According to SAMHSA’s 2017 National Survey on Drug Use and Health (NSDUH), 11.4 million persons in the U.S. report past-year opioid misuse; out of them, only 2.1 million individuals met criteria for an OUD. Very little is known about efficacious interventions for those who do not meet criteria for moderate/severe OUD (i.e., subthreshold OUD). The prevalence of subthreshold OUD in primary care settings is 5 percent to 10 percent, with higher rates (21 percent to 29 percent) among those receiving prescribed opioids. Although they are at high risk of developing moderate/severe OUD and/or dying from an overdose, little or no empirical evidence exists for pragmatic prevention interventions that can be adopted at integrated general medical settings. To study the efficacy of prevention interventions to arrest the progression from risky opioid use, researchers will test the efficacy of a STOP intervention in primary care settings.
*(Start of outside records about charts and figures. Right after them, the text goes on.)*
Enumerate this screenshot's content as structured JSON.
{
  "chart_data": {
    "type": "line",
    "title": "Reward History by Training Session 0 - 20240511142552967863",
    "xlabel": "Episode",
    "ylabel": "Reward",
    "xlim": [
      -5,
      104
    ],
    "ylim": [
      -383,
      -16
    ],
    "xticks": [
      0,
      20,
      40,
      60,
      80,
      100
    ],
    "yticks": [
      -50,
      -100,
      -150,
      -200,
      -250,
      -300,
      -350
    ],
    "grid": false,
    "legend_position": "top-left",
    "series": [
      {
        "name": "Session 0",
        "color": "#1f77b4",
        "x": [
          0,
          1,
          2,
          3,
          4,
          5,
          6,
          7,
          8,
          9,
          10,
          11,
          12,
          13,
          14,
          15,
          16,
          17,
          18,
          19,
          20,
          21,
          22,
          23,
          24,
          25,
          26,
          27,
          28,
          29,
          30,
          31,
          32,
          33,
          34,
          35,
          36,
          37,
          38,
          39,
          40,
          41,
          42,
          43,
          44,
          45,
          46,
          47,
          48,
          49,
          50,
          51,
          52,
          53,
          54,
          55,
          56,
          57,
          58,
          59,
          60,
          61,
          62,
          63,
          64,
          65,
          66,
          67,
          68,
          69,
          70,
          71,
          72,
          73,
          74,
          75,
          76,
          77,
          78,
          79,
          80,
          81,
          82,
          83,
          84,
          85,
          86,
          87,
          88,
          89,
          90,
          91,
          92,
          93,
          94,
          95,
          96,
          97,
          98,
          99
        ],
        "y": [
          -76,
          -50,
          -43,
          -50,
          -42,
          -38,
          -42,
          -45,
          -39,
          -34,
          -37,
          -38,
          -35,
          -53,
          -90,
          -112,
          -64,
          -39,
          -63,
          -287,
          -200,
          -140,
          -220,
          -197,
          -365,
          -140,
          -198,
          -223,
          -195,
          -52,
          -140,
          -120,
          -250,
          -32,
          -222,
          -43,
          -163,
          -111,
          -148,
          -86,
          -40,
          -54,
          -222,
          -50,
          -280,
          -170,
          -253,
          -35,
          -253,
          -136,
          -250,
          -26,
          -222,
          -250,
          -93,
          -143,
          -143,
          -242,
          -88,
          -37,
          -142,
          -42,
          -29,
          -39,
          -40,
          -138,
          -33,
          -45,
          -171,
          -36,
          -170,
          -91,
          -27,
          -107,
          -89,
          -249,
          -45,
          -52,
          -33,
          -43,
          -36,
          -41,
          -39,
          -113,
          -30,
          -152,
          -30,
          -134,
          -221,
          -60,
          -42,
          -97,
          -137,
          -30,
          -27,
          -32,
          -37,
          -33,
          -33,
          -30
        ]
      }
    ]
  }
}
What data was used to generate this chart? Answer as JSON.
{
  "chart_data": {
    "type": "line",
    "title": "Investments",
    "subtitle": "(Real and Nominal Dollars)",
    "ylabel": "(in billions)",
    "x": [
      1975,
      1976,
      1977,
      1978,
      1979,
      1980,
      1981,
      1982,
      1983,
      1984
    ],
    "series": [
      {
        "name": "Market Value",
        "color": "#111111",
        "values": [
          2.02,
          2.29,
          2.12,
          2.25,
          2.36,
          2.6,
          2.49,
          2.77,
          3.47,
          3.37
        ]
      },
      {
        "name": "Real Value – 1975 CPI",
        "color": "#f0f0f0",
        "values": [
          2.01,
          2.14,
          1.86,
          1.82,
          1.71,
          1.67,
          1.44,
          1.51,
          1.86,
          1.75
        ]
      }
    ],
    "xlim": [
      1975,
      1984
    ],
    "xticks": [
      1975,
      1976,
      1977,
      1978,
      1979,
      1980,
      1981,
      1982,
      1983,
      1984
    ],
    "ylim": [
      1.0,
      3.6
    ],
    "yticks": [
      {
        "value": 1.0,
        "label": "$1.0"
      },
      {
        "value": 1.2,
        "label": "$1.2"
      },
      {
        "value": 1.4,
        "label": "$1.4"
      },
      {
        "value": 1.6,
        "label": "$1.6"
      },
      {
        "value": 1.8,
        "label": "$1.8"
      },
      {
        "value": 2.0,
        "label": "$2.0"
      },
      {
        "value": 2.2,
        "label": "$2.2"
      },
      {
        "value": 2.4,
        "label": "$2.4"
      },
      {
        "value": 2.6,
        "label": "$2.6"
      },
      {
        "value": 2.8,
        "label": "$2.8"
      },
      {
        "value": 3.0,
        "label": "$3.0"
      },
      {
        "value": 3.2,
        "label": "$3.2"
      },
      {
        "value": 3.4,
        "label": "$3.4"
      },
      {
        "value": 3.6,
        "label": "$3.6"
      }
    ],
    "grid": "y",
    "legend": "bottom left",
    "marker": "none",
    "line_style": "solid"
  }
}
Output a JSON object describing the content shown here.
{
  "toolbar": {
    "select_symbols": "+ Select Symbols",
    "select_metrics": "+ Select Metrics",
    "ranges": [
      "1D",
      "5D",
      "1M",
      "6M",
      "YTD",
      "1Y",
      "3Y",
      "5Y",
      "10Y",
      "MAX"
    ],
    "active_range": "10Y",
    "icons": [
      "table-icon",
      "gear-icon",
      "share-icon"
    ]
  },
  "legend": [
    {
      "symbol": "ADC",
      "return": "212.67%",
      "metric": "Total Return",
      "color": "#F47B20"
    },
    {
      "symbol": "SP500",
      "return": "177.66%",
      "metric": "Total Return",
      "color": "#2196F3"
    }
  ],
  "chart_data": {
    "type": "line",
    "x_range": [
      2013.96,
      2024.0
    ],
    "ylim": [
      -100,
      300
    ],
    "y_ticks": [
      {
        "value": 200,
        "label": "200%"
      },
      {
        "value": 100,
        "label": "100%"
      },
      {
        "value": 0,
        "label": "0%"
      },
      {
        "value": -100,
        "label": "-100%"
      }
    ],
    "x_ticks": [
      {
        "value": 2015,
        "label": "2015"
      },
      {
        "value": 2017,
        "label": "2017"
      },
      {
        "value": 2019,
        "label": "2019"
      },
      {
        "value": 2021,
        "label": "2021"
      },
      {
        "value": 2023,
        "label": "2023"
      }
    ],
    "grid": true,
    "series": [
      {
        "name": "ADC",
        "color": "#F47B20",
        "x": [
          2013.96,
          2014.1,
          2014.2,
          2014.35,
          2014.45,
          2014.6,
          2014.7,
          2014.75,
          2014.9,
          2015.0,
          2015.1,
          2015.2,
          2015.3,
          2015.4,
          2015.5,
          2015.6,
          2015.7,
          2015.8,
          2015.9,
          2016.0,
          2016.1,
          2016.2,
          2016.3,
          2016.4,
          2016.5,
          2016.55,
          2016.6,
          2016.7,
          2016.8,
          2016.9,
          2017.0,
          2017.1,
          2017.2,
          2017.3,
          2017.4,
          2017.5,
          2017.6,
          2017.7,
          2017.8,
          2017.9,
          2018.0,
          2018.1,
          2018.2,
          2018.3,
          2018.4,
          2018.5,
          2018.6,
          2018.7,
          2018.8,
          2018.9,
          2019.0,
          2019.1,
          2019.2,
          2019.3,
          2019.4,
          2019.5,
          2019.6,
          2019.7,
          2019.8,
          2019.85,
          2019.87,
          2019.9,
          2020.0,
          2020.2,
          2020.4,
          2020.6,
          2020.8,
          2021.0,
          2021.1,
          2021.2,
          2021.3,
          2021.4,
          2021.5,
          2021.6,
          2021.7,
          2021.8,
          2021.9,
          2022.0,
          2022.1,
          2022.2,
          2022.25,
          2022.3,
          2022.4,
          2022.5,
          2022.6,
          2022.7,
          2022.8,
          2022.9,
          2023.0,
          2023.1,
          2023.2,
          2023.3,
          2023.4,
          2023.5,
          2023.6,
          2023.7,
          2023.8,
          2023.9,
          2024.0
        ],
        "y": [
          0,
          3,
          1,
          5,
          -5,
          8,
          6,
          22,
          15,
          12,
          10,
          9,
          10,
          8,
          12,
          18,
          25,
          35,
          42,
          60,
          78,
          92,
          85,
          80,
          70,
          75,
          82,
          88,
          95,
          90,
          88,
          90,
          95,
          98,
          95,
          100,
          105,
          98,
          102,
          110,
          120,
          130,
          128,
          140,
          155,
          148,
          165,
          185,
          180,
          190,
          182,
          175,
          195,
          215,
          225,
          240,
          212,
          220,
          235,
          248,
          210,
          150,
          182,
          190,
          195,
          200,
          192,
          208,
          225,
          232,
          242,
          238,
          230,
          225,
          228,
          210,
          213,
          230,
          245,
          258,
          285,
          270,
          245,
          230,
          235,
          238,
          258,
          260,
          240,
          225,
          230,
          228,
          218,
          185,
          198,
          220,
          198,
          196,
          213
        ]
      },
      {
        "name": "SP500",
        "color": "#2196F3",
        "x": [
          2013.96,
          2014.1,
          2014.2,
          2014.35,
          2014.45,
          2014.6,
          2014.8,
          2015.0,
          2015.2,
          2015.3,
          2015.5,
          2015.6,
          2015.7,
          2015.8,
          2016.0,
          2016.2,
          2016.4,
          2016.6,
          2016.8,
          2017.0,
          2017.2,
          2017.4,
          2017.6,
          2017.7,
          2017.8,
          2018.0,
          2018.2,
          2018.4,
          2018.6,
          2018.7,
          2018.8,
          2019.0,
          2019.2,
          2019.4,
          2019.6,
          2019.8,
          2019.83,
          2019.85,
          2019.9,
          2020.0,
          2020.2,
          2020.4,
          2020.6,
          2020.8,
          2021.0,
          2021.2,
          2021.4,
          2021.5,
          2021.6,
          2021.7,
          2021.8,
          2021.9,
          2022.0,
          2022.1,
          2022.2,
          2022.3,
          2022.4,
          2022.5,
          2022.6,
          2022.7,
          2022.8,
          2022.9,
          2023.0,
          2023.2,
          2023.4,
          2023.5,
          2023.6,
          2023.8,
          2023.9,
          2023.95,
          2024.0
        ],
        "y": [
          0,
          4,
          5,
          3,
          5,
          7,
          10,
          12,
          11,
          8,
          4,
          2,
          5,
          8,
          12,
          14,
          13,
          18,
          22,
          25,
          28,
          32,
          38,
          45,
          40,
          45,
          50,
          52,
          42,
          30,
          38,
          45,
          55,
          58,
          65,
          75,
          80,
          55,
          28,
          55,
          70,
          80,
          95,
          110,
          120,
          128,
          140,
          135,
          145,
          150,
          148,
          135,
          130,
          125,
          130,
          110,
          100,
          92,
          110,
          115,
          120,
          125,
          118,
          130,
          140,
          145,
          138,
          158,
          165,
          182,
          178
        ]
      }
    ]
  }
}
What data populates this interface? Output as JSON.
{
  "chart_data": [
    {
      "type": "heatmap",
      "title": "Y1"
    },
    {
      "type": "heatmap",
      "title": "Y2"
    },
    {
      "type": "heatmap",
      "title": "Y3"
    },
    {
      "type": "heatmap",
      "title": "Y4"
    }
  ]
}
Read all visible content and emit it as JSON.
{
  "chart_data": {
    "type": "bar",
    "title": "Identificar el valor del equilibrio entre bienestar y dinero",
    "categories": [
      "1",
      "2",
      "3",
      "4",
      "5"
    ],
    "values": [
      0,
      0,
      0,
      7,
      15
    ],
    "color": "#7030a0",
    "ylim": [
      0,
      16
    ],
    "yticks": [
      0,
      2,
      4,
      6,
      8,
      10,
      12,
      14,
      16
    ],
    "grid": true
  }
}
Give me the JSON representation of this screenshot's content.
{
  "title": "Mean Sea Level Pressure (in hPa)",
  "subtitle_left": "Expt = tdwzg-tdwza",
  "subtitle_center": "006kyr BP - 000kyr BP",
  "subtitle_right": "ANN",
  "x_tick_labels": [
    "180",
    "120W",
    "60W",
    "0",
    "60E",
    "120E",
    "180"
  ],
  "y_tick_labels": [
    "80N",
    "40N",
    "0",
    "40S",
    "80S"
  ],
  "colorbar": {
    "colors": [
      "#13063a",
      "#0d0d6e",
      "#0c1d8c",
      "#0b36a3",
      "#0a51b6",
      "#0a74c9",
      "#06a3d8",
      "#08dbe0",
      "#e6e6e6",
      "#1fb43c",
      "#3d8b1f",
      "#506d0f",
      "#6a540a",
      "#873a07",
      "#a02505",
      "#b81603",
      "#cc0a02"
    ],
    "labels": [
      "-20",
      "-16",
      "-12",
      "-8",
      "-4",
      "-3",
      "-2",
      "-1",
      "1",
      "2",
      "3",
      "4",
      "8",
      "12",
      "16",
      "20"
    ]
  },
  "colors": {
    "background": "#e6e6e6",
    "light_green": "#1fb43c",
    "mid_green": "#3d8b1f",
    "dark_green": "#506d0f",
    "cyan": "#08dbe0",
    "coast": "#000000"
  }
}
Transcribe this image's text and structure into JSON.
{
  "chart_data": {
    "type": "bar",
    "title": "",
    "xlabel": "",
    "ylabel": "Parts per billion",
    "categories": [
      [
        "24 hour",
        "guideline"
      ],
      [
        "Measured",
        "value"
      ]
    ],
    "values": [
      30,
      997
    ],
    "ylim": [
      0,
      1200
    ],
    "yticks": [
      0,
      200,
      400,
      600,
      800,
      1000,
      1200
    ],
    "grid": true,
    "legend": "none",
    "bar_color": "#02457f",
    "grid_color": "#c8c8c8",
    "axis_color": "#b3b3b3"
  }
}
STOP adopts an early intervention approach, based on a collaborative care model to prevent progression to moderate/severe OUD, and consists of a practice-embedded nurse care manager who provides patient education and supports the primary care provider (PCP) in engaging, monitoring and guiding patients who have risky opioid use; brief advice delivered to patients by their PCP; and phone counseling of patients by behavioral health providers to motivate and support behavior change. Researchers will determine whether STOP reduces risky opioid use and examine the impact of STOP on progression to moderate/severe OUD, overdose risk behavior and overdose events in adults with risky use of illicit or prescription opioids.

For many reasons, the emergency department (ED) is a critical venue to initiate opioid use disorder (OUD) interventions. ED patients have a disproportionately high prevalence of substance use disorders and are at an elevated risk of overdose, and many do not access health care elsewhere. Despite this, OUD interventions are rarely initiated in EDs. The Emergency Department Connection to Care with Buprenorphine for Opioid Use Disorder study (CTN-0079) will assess the feasibility, acceptability and impact of introducing clinical protocols for screening for OUD, buprenorphine treatment initiation, and referral for ongoing treatment in ED settings with high need, limited resources and different staffing structures. This extension study will use the existing infrastructure to evaluate the adoption and sustainability of the clinical protocols introduced at each of the study sites and to identify factors influencing their diffusion and effectiveness.

Very little research has been conducted on better understanding of phenotypic characterization of individuals with OUD (beyond DSM-5 diagnoses) and how these features predict illness severity, treatment retention or outcomes. The primary objective of the deep phenotyping study is to provide a comprehensive phenotypic characterization (e.g., domains of negative affect, reward salience, cognitive control, mental health) of a heterogeneous sample of individuals (n = 1,000) who currently meet one or more DSM-5 diagnostic criteria for OUD and are in treatment for OUD. In a subset of this sample (n = 100), the investigators conduct digital phenotyping to examine the utility of ecological momentary assessment (EMA), digital sensing and social media to predict retention, medication adherence and opioid use outcomes in patients receiving buprenorphine for OUD. It is anticipated that this foundational study will inform the feasibility and utility of such assessments that can be successfully embedded into imminent and future CTN and other OUD clinical trials.